VDGG Londyn 27-03-2011 tutaj zagrali Mathematics... a Hammill pomylił się chyba nieco w Interference Patterns ... reszta grała już refren a on jeszcze zwrotkę...
starość nie radość jak napisał Szekspir
W "Bunsho" z 28 marca Hammill gra ponoć na rozstrojonej gitarze
Mam już bilety, ale zdecydowałem, że nie pojadę (z osobistych powodów).
Jeśli tam się mają dziać takie cyrki jak Time w wersji reggae to mniej żałuję.

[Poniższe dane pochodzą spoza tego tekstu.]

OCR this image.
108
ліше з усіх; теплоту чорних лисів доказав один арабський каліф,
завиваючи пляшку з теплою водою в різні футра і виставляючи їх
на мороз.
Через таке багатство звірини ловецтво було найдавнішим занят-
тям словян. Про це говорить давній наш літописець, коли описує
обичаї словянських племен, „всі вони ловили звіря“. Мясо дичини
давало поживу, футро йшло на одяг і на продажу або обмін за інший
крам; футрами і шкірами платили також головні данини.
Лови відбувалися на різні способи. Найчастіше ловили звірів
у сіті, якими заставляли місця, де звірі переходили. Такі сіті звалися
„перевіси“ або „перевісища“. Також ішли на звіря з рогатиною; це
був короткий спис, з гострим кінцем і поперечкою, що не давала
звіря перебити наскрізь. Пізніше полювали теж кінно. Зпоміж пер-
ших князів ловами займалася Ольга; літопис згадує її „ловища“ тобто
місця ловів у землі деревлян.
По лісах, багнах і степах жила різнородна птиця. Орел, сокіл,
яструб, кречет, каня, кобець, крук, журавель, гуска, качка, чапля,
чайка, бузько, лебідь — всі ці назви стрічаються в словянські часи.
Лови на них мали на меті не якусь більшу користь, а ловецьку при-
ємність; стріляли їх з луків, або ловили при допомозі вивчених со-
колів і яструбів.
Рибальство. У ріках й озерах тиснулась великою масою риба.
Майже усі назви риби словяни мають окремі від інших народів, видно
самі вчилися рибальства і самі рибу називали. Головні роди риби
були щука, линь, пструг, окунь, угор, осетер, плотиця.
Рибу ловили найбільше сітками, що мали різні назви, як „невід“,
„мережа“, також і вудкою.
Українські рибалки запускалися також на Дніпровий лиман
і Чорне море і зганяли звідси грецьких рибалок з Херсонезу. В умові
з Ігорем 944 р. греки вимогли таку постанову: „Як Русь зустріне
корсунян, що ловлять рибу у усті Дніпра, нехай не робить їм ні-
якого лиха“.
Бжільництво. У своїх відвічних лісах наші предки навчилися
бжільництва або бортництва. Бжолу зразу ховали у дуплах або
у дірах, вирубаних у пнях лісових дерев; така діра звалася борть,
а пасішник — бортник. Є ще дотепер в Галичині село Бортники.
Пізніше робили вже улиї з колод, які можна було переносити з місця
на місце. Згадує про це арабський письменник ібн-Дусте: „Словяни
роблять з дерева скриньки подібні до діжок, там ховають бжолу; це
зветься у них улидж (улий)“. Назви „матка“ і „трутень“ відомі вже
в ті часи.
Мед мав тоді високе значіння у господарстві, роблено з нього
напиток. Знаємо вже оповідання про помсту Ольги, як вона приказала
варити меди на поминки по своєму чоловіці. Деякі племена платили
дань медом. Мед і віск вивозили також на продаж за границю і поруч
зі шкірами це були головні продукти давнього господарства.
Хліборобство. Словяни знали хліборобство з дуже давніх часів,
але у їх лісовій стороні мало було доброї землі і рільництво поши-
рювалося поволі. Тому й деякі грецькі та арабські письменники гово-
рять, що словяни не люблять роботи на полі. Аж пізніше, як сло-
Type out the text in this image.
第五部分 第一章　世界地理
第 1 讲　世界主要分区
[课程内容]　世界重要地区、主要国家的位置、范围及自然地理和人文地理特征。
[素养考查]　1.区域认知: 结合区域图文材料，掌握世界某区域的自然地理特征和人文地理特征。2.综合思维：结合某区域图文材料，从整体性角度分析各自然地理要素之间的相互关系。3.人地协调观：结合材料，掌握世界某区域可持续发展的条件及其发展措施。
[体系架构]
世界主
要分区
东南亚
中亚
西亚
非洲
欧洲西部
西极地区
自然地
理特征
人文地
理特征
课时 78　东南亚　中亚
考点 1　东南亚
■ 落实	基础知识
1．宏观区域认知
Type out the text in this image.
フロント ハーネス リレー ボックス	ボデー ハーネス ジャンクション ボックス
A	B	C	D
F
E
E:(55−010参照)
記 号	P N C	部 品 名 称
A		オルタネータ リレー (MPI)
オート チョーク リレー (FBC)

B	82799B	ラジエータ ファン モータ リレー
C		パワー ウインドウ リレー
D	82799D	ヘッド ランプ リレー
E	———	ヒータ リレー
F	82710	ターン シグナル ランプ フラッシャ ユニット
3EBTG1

Nie cierpię tego stylu muzycznego prawie tak bardzo jak hip-hop, a przerabianie Time pod to g**** sprawiłoby u mnie odruch wymiotny.
Kosiak podał nazwisko dziennikarki z "Trójki", która mieszka na Jamajce i ponoc ona skontaktowała się z Watersem, który pozwolił muzykom reggae zagrać bisy.
Możliwe, że to żart, ale te covery słyszałam, było w sumie tego ponad 20 minut, nie tylko "Time", całkiem wyssane z palca więc to nie może być, covery były dobre, ale w wersji reggae, której to muzyki nie znoszę.